Worse, India would be in the company of mostly non-democratic countries or largely token democracies like Afghanistan, Colombia, Cuba, Egypt, Iran, Iraq, Kazakhstan, Morocco, Pakistan, the Philippines, Russia, Saudi Arabia, Serbia, Sudan, Tunisia, Venezuela, Vietnam and Ukraine. Many of them are India’s friends, and for good reasons. The Philippines is more of a democracy than most of the others in this list and so is a surprising dissident on this issue. Yet, on the issue of freedom of expression and dissent, India should not be seen on the side of those boycotting a ceremony to award a political dissident. Rather, India must sit with other open societies and democracies that value dissent and allow its free expression.

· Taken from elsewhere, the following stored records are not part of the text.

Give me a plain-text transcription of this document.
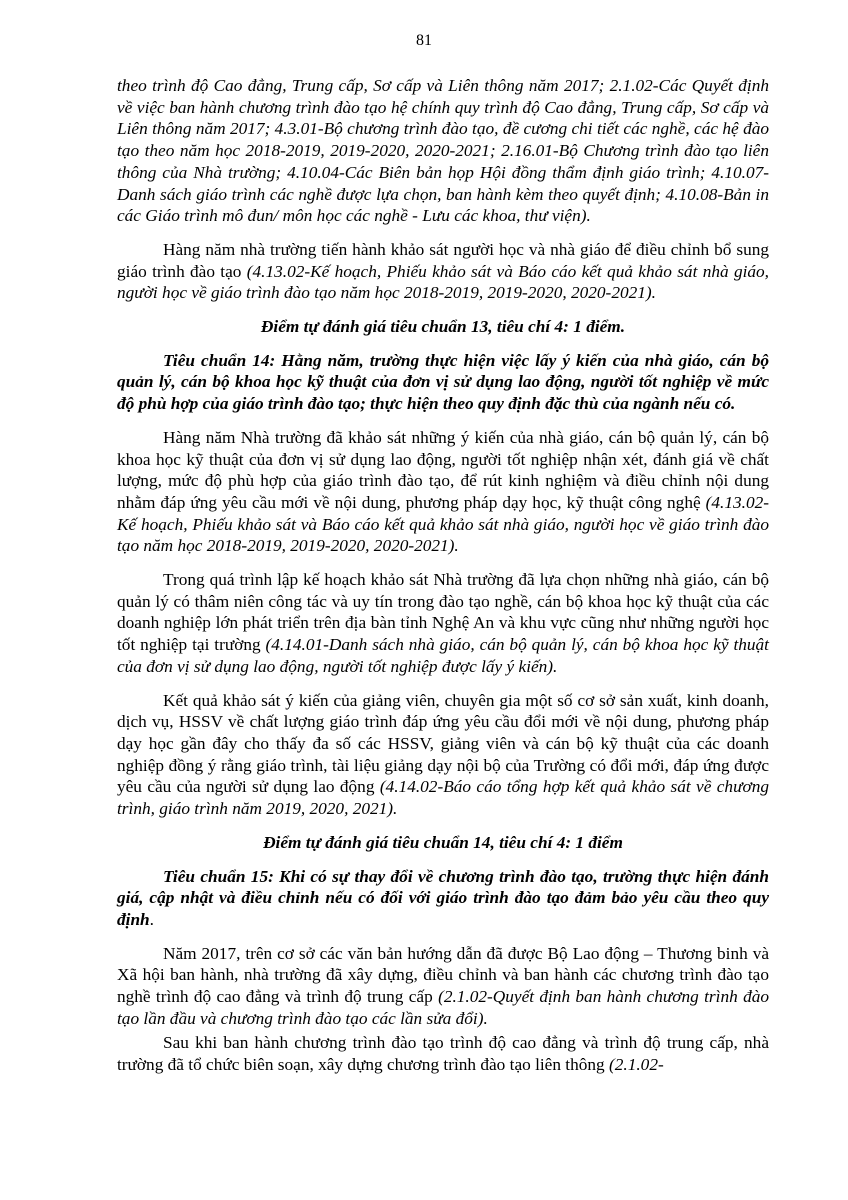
81

theo trình độ Cao đẳng, Trung cấp, Sơ cấp và Liên thông năm 2017; 2.1.02-Các Quyết định về việc ban hành chương trình đào tạo hệ chính quy trình độ Cao đẳng, Trung cấp, Sơ cấp và Liên thông năm 2017; 4.3.01-Bộ chương trình đào tạo, đề cương chi tiết các nghề, các hệ đào tạo theo năm học 2018-2019, 2019-2020, 2020-2021; 2.16.01-Bộ Chương trình đào tạo liên thông của Nhà trường; 4.10.04-Các Biên bản họp Hội đồng thẩm định giáo trình; 4.10.07-Danh sách giáo trình các nghề được lựa chọn, ban hành kèm theo quyết định; 4.10.08-Bản in các Giáo trình mô đun/ môn học các nghề - Lưu các khoa, thư viện).

Hàng năm nhà trường tiến hành khảo sát người học và nhà giáo để điều chỉnh bổ sung giáo trình đào tạo (4.13.02-Kế hoạch, Phiếu khảo sát và Báo cáo kết quả khảo sát nhà giáo, người học về giáo trình đào tạo năm học 2018-2019, 2019-2020, 2020-2021).

Điểm tự đánh giá tiêu chuẩn 13, tiêu chí 4: 1 điểm.

Tiêu chuẩn 14: Hằng năm, trường thực hiện việc lấy ý kiến của nhà giáo, cán bộ quản lý, cán bộ khoa học kỹ thuật của đơn vị sử dụng lao động, người tốt nghiệp về mức độ phù hợp của giáo trình đào tạo; thực hiện theo quy định đặc thù của ngành nếu có.

Hàng năm Nhà trường đã khảo sát những ý kiến của nhà giáo, cán bộ quản lý, cán bộ khoa học kỹ thuật của đơn vị sử dụng lao động, người tốt nghiệp nhận xét, đánh giá về chất lượng, mức độ phù hợp của giáo trình đào tạo, để rút kinh nghiệm và điều chỉnh nội dung nhằm đáp ứng yêu cầu mới về nội dung, phương pháp dạy học, kỹ thuật công nghệ (4.13.02-Kế hoạch, Phiếu khảo sát và Báo cáo kết quả khảo sát nhà giáo, người học về giáo trình đào tạo năm học 2018-2019, 2019-2020, 2020-2021).

Trong quá trình lập kế hoạch khảo sát Nhà trường đã lựa chọn những nhà giáo, cán bộ quản lý có thâm niên công tác và uy tín trong đào tạo nghề, cán bộ khoa học kỹ thuật của các doanh nghiệp lớn phát triển trên địa bàn tỉnh Nghệ An và khu vực cũng như những người học tốt nghiệp tại trường (4.14.01-Danh sách nhà giáo, cán bộ quản lý, cán bộ khoa học kỹ thuật của đơn vị sử dụng lao động, người tốt nghiệp được lấy ý kiến).

Kết quả khảo sát ý kiến của giảng viên, chuyên gia một số cơ sở sản xuất, kinh doanh, dịch vụ, HSSV về chất lượng giáo trình đáp ứng yêu cầu đổi mới về nội dung, phương pháp dạy học gần đây cho thấy đa số các HSSV, giảng viên và cán bộ kỹ thuật của các doanh nghiệp đồng ý rằng giáo trình, tài liệu giảng dạy nội bộ của Trường có đổi mới, đáp ứng được yêu cầu của người sử dụng lao động (4.14.02-Báo cáo tổng hợp kết quả khảo sát về chương trình, giáo trình năm 2019, 2020, 2021).

Điểm tự đánh giá tiêu chuẩn 14, tiêu chí 4: 1 điểm

Tiêu chuẩn 15: Khi có sự thay đổi về chương trình đào tạo, trường thực hiện đánh giá, cập nhật và điều chỉnh nếu có đối với giáo trình đào tạo đảm bảo yêu cầu theo quy định.

Năm 2017, trên cơ sở các văn bản hướng dẫn đã được Bộ Lao động – Thương binh và Xã hội ban hành, nhà trường đã xây dựng, điều chỉnh và ban hành các chương trình đào tạo nghề trình độ cao đẳng và trình độ trung cấp (2.1.02-Quyết định ban hành chương trình đào tạo lần đầu và chương trình đào tạo các lần sửa đổi).

Sau khi ban hành chương trình đào tạo trình độ cao đẳng và trình độ trung cấp, nhà trường đã tổ chức biên soạn, xây dựng chương trình đào tạo liên thông (2.1.02-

It is also significant that the Nobel to Mr Liu is the first one to a Chinese citizen living in China. In all, eleven persons of Chinese origin have so far been awarded a Nobel prize, in various categories, but none was a resident of the People’s Republic when awarded. Most of them are, in fact, citizens of other countries, including Taiwan, and one has lived in India for a long time — the Dalai Lama! Mr Liu is the first Chinese from mainland China to be receiving a Nobel. India has the proud record of many distinguished Indians receiving the Nobel, including Gurudev Rabindranath Tagore, C V Raman, Mother Teresa (an Indian for all purposes) and Amartya Sen. Three scientists of Indian origin living abroad — S Chandrashekhar, Hargobind Khurana and Venkatraman Ramakrishnan — have also won the Nobel. Many Indians may well regard the Nobel as a western plot, and it may well be one, yet the prize has acquired an unparalleled global stature and India would look foolish boycotting the ceremony to please China. India’s representative must attend the Nobel ceremony.